И дальше, деликатная угроза:
Расступимся! Мы обернемся к вам
Своею азиатской рожей!
О, мы были все свидетелями осуществления этой угрозы. К нам, действительно, обернулись «азиатской рожей», и мы даже не разглядели, было ли у них и другое, европейское лицо.
Чего хотели от нас эти странные угрюмые люди, такие важные и недоступные в течение четырех месяцев, такие быстрые в последний день? Во имя чего пировали они, сидя, как татары после Калки, на наших хрустящих ломающихся костях? Почему совершали непонятные акты политической мудрости, мобилизовали враждебную себе молодежь, спорили с какой-то другой Совдепией из-за Двинска, зачем вернулись после первого бегства в обреченную неприятелю Ригу и, главное, свезли обратно весь свой скарб, всё награбленное «награбленное»? Правда, многое станет ясным, если вспомнить реноме присяжного поверенного Стучки в адвокатском сословии в Петрограде во времена не столь отдаленные. Он считался пятым с конца по уму.
Но долой сплетни! Я хочу вернуться к своей основной теме и запечатлеть все восточные черты, проявленные нашими недавними гастролерами. Лучшие из них были фанатичны.
У каждого варвара, у каждого дикаря свой божок, свой идол, которого то молят, а то стращают и подгоняют, смотря по обстоятельствам. Наши рижские молодцы, вслед за своими русскими хозяевами, верили в Мировую Революцию и мне до сих пор неясно, как она не произошла. К антантскому и немецкому пролетариату обращались с сердечной мольбой, с дружеским укором, с подмигиванием на Венгрию (берите с нее пример!), со словами «печали и гнева». Когда же всё это не помогало, мировую революцию делали здесь, по методу гоголевской гамбургской луны. Кто не помнит вечные забастовки в Глазго, демонстрации в Лионе, волнения даже в Севилье и Гренаде, где «живут, как известно, испанцы», которые, думается мне, еще очень далеки от большевиков.
Наряду с фанатизмом невольно бросается в глаза чисто азиатская жестокость этих калифов на час.

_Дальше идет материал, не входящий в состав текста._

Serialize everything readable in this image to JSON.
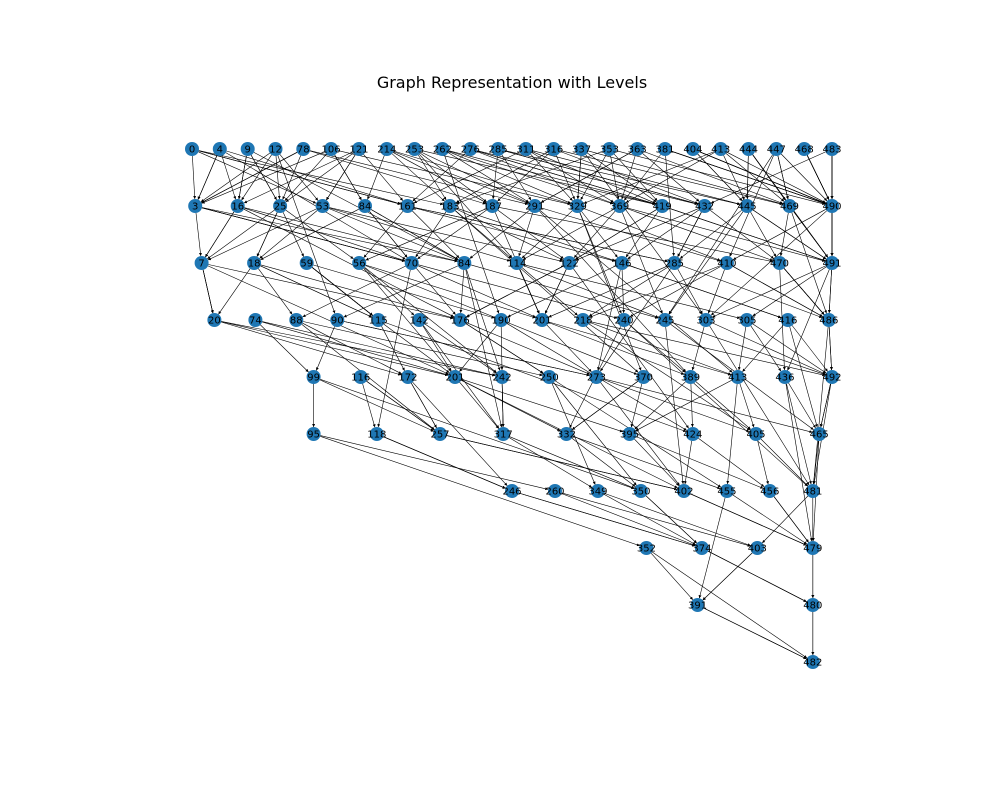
{
  "title": "Graph Representation with Levels",
  "colors": {
    "node_fill": "#1f77b4",
    "edge": "#000000",
    "label": "#000000",
    "background": "#ffffff"
  },
  "graph": {
    "directed": true,
    "levels": [
      {
        "level": 0,
        "nodes": [
          "0",
          "4",
          "9",
          "12",
          "78",
          "106",
          "121",
          "214",
          "253",
          "262",
          "276",
          "285",
          "311",
          "316",
          "337",
          "353",
          "363",
          "381",
          "404",
          "413",
          "444",
          "447",
          "468",
          "483"
        ]
      },
      {
        "level": 1,
        "nodes": [
          "3",
          "16",
          "25",
          "53",
          "84",
          "161",
          "183",
          "187",
          "291",
          "329",
          "369",
          "419",
          "432",
          "445",
          "469",
          "490"
        ]
      },
      {
        "level": 2,
        "nodes": [
          "7",
          "18",
          "59",
          "56",
          "70",
          "84",
          "114",
          "122",
          "146",
          "285",
          "410",
          "470",
          "491"
        ]
      },
      {
        "level": 3,
        "nodes": [
          "20",
          "74",
          "88",
          "90",
          "115",
          "142",
          "176",
          "190",
          "201",
          "218",
          "240",
          "245",
          "303",
          "305",
          "416",
          "486"
        ]
      },
      {
        "level": 4,
        "nodes": [
          "99",
          "116",
          "172",
          "201",
          "242",
          "250",
          "273",
          "370",
          "389",
          "413",
          "436",
          "492"
        ]
      },
      {
        "level": 5,
        "nodes": [
          "95",
          "118",
          "257",
          "317",
          "332",
          "395",
          "424",
          "405",
          "465"
        ]
      },
      {
        "level": 6,
        "nodes": [
          "246",
          "260",
          "349",
          "350",
          "402",
          "455",
          "456",
          "481"
        ]
      },
      {
        "level": 7,
        "nodes": [
          "352",
          "374",
          "403",
          "479"
        ]
      },
      {
        "level": 8,
        "nodes": [
          "391",
          "480"
        ]
      },
      {
        "level": 9,
        "nodes": [
          "482"
        ]
      }
    ]
  }
}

О ней больно и тяжело писать, и траур, в который облеклись лучшие семьи в городе, слишком многое говорит пережившим.
А их, несомненно, восточное влечение ко всякой пышности, уличные процессии по любому поводу, будь то мертворожденная революция в Баварии или похороны никому неизвестного Пеннеса, их китайские пагоды на Эспланаде, набеленные столбы, вся эта кричащая и хвастливая пестрота – как не шла она нарядной европейской Риге.
Странное дело! Как истинные азиаты, большевики никого и ни в чем не старались убедить. Или уверуй сразу, или голову с плеч долой. Приходилось до поры да времени, «до немцев» уверовать, т. е. молчать, выражая на лице согласие и прочие добрые чувства. И мы научились молчать и мы дичали внешне и внутренно, а главное, теряли надежду.
Нас почти уверили, что монголы и монгольствующие действительно завладевают миром, что желтая опасность перестала быть опасностью и вылилась в московский Интернационал, что какой-нибудь ерундовый Бейка непобедим.
Но Бейку побили, незваных гостей спустили с лестницы, ex Oriente lux спрятался, и европейское начало торжествует. Еще легкие сдавлены желтой пылью, еще мозг заморочен желтой бранью тезисов Зиновьева, еще в желудках монгольская пустыня Гоби, однако и это всё пройдет. Только трудно теперь, познавши все прелести монгольского пленения, примириться с тем, что пол-России в его цепкой власти.
Я сижу в тихой и скромной обстановке, я, поверьте, незлобный человек, однако, монгольщина отразилась и на мне в виде неудержимой жажды мести. Восточное поверье говорит, что нет более сладкого чувства у человека, и, кажется, оно право. Не я один заражен этой болезнью, порожденной законом дикаря или, что схоже, методом классовой борьбы. Не раз я слышал обывательские мнения по поводу большевистских превосходительств, весьма схожие с моими.